From: K-mart Cashier on
Both Machine A and Machine B run FreeBSD. I telnet into machine B from
Machine A.

Now let's say I have a program running on Machine B. How would I send
an open fd from Machine A to Machine B? I'm kind of aware of passing
the fd. However, that only seems to work on the same machine.
From: Ben Finney on
K-mart Cashier <cdalten(a)gmail.com> writes:

> Now let's say I have a program running on Machine B. How would I send
> an open fd from Machine A to Machine B?

A file descriptor is simply an integer. However, it is unique only
within a single process running on a single machine.

What would you expect to be able to do with the file descriptor on
machine B?

--
\ “To save the world requires faith and courage: faith in reason, |
`\ and courage to proclaim what reason shows to be true.” |
_o__) —Bertrand Russell |
Ben Finney
From: Ersek, Laszlo on
In article <b0b6665e-d81c-40ef-889b-03c1caa35adb(a)s33g2000prm.googlegroups.com>, K-mart Cashier <cdalten(a)gmail.com> writes:
> Both Machine A and Machine B run FreeBSD. I telnet into machine B from
> Machine A.
>
> Now let's say I have a program running on Machine B. How would I send
> an open fd from Machine A to Machine B? I'm kind of aware of passing
> the fd. However, that only seems to work on the same machine.
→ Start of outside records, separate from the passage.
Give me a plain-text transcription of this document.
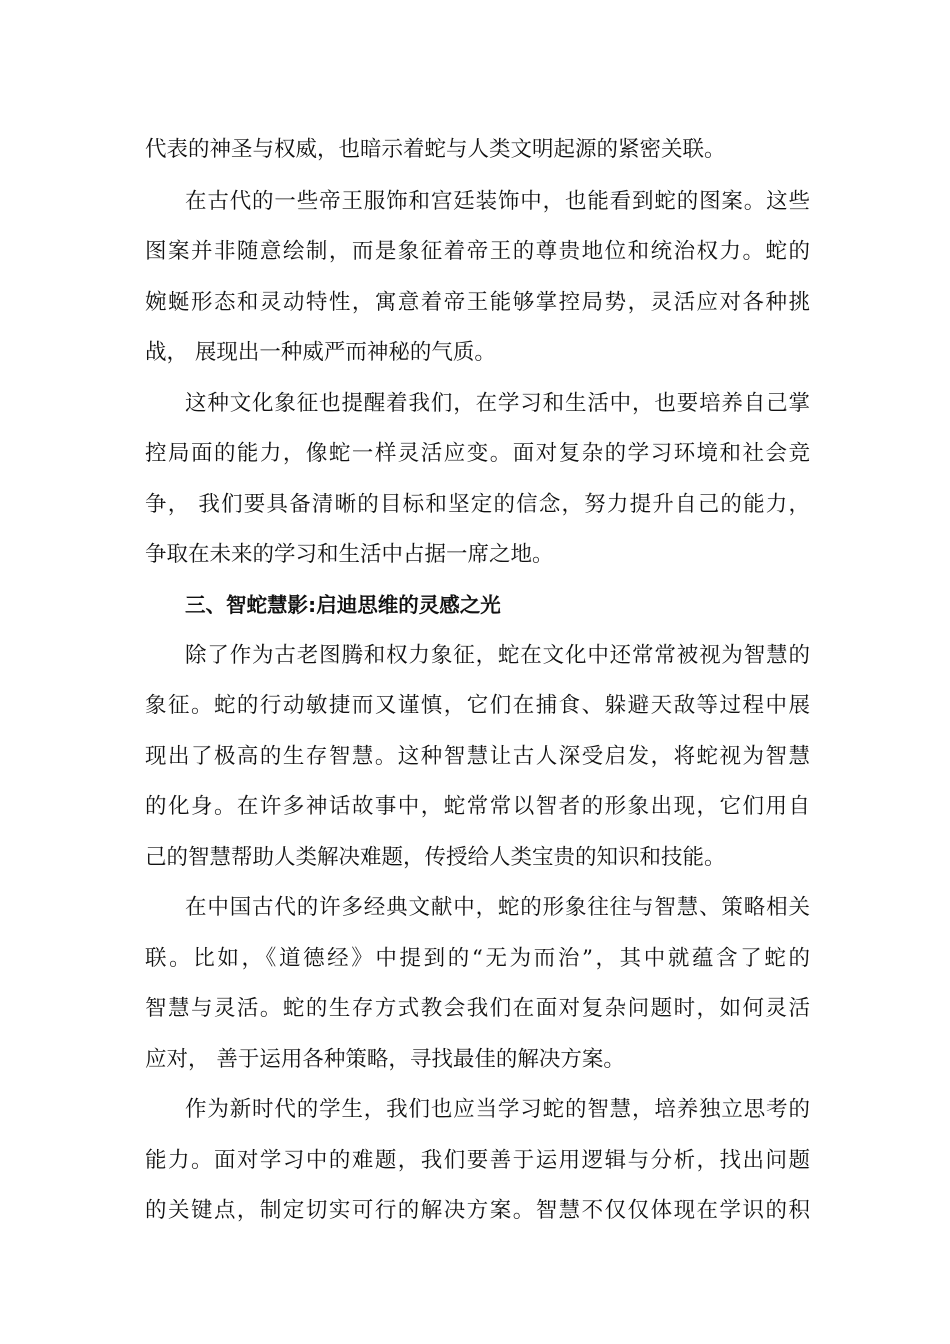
代表的神圣与权威，也暗示着蛇与人类文明起源的紧密关联。
在古代的一些帝王服饰和宫廷装饰中，也能看到蛇的图案。这些
图案并非随意绘制，而是象征着帝王的尊贵地位和统治权力。蛇的
婉蜒形态和灵动特性，寓意着帝王能够掌控局势，灵活应对各种挑
战， 展现出一种威严而神秘的气质。
这种文化象征也提醒着我们，在学习和生活中，也要培养自己掌
控局面的能力，像蛇一样灵活应变。面对复杂的学习环境和社会竞
争， 我们要具备清晰的目标和坚定的信念，努力提升自己的能力，
争取在未来的学习和生活中占据一席之地。
三、智蛇慧影:启迪思维的灵感之光
除了作为古老图腾和权力象征，蛇在文化中还常常被视为智慧的
象征。蛇的行动敏捷而又谨慎，它们在捕食、躲避天敌等过程中展
现出了极高的生存智慧。这种智慧让古人深受启发，将蛇视为智慧
的化身。在许多神话故事中，蛇常常以智者的形象出现，它们用自
己的智慧帮助人类解决难题，传授给人类宝贵的知识和技能。
在中国古代的许多经典文献中，蛇的形象往往与智慧、策略相关
联。比如，《道德经》中提到的“无为而治”，其中就蕴含了蛇的
智慧与灵活。蛇的生存方式教会我们在面对复杂问题时，如何灵活
应对， 善于运用各种策略，寻找最佳的解决方案。
作为新时代的学生，我们也应当学习蛇的智慧，培养独立思考的
能力。面对学习中的难题，我们要善于运用逻辑与分析，找出问题
的关键点，制定切实可行的解决方案。智慧不仅仅体现在学识的积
Suppose the fd on Machine A refers to a regular file. Suppose you send
it over to Machine B. How is Machine B supposed to access the blocks of
the file residing on Machine A?

Suppose the fd on Machine A refers to a connected TCP socket (the peer
being Machine C). Once the fd is sent over to Machine B, what peer IP
address will Machine C see, as it was talking to Machine A up to that
point?

Suppose the fd on Machine A refers to a (connected) pipe... etc.
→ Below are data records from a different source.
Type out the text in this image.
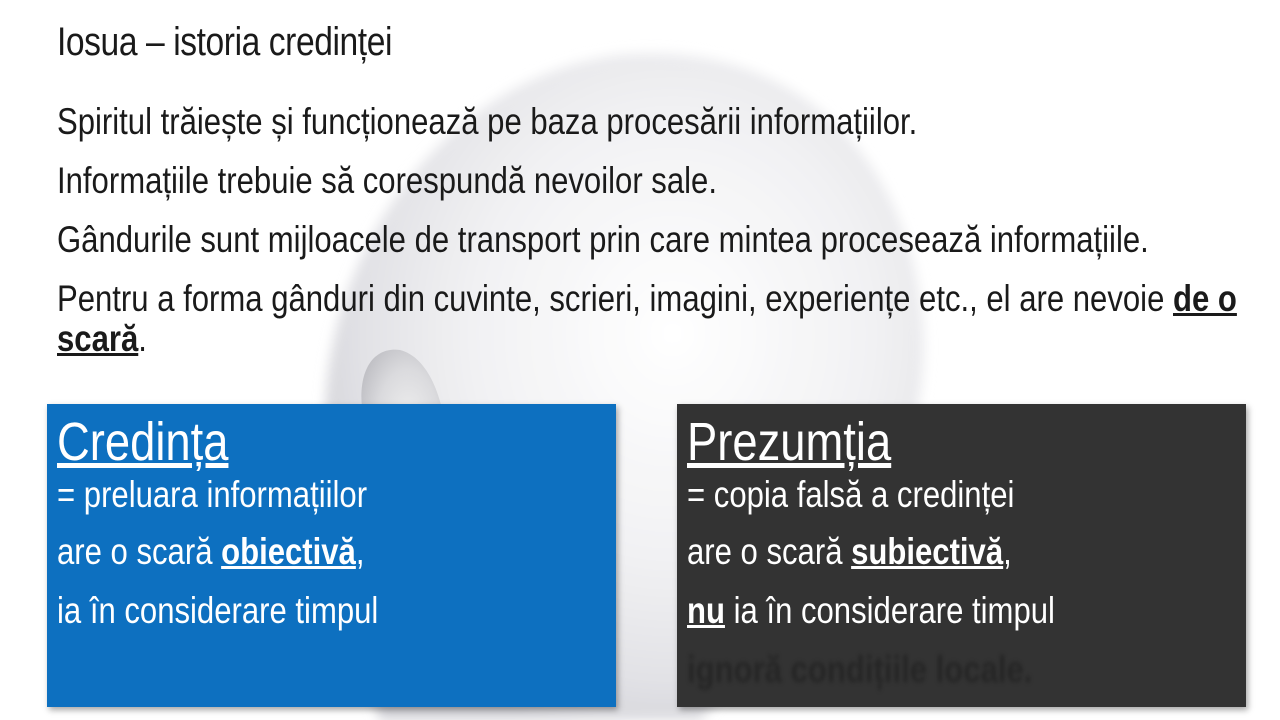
Iosua – istoria credinței

Spiritul trăiește și funcționează pe baza procesării informațiilor.

Informațiile trebuie să corespundă nevoilor sale.

Gândurile sunt mijloacele de transport prin care mintea procesează informațiile.

Pentru a forma gânduri din cuvinte, scrieri, imagini, experiențe etc., el are nevoie de o scară.

Credința

= preluara informațiilor

are o scară obiectivă,

ia în considerare timpul

Prezumția

= copia falsă a credinței

are o scară subiectivă,

nu ia în considerare timpul

ignoră condițiile locale.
In summary, you can't, because the fd refers to objects living in
Machine A's kernel, and in the TCP socket case, the fd is indirectly
tied to Machine C's TCP control block and the underlying network
infrastructure. It wouldn't be enough to simply copy over the TCP
sequence numbers, ports and IP addresses, the routing rules would have
to be updated on nodes between Machine B and C. Furthermore, "passing an
fd" actually means an inter-process dup(), which allows the original
owner to continue using the fd. That would result in a three-pronged TCP
"connection" between {A,B} and C.

You can't pass the fd because you can't fork() a child in Machine A onto
Machine B.

Cheers,
lacos
From: David Schwartz on
On Feb 4, 4:48 pm, K-mart Cashier <cdal...(a)gmail.com> wrote:

> Now let's say I have a program running on Machine B. How would I send
> an open fd from Machine A to Machine B? I'm kind of aware of passing
> the fd. However, that only seems to work on the same machine.

You will have to decide exactly what you think that means and
implement that. It's clear what that means between two processes on
the same kernel. They're talking to the same kernel, so when the first
process does a 'read' to its kernel, the second process doing a read
will be to the same 'kernel', so it's clear how it can access the same
file, pipe, connection, or what have you.

But it's really not clear what that would mean between two different
machines. What would happen if B did a 'read' operation on a fd it got
from machine A? How do you expect that 'read' to get to A's kernel?

DS
From: Chris Friesen on
On 02/04/2010 07:05 PM, Ben Finney wrote:

> A file descriptor is simply an integer. However, it is unique only
> within a single process running on a single machine.

There is an exception--you can pass file descriptors between processes
via a unix socket. This is still on the same machine though.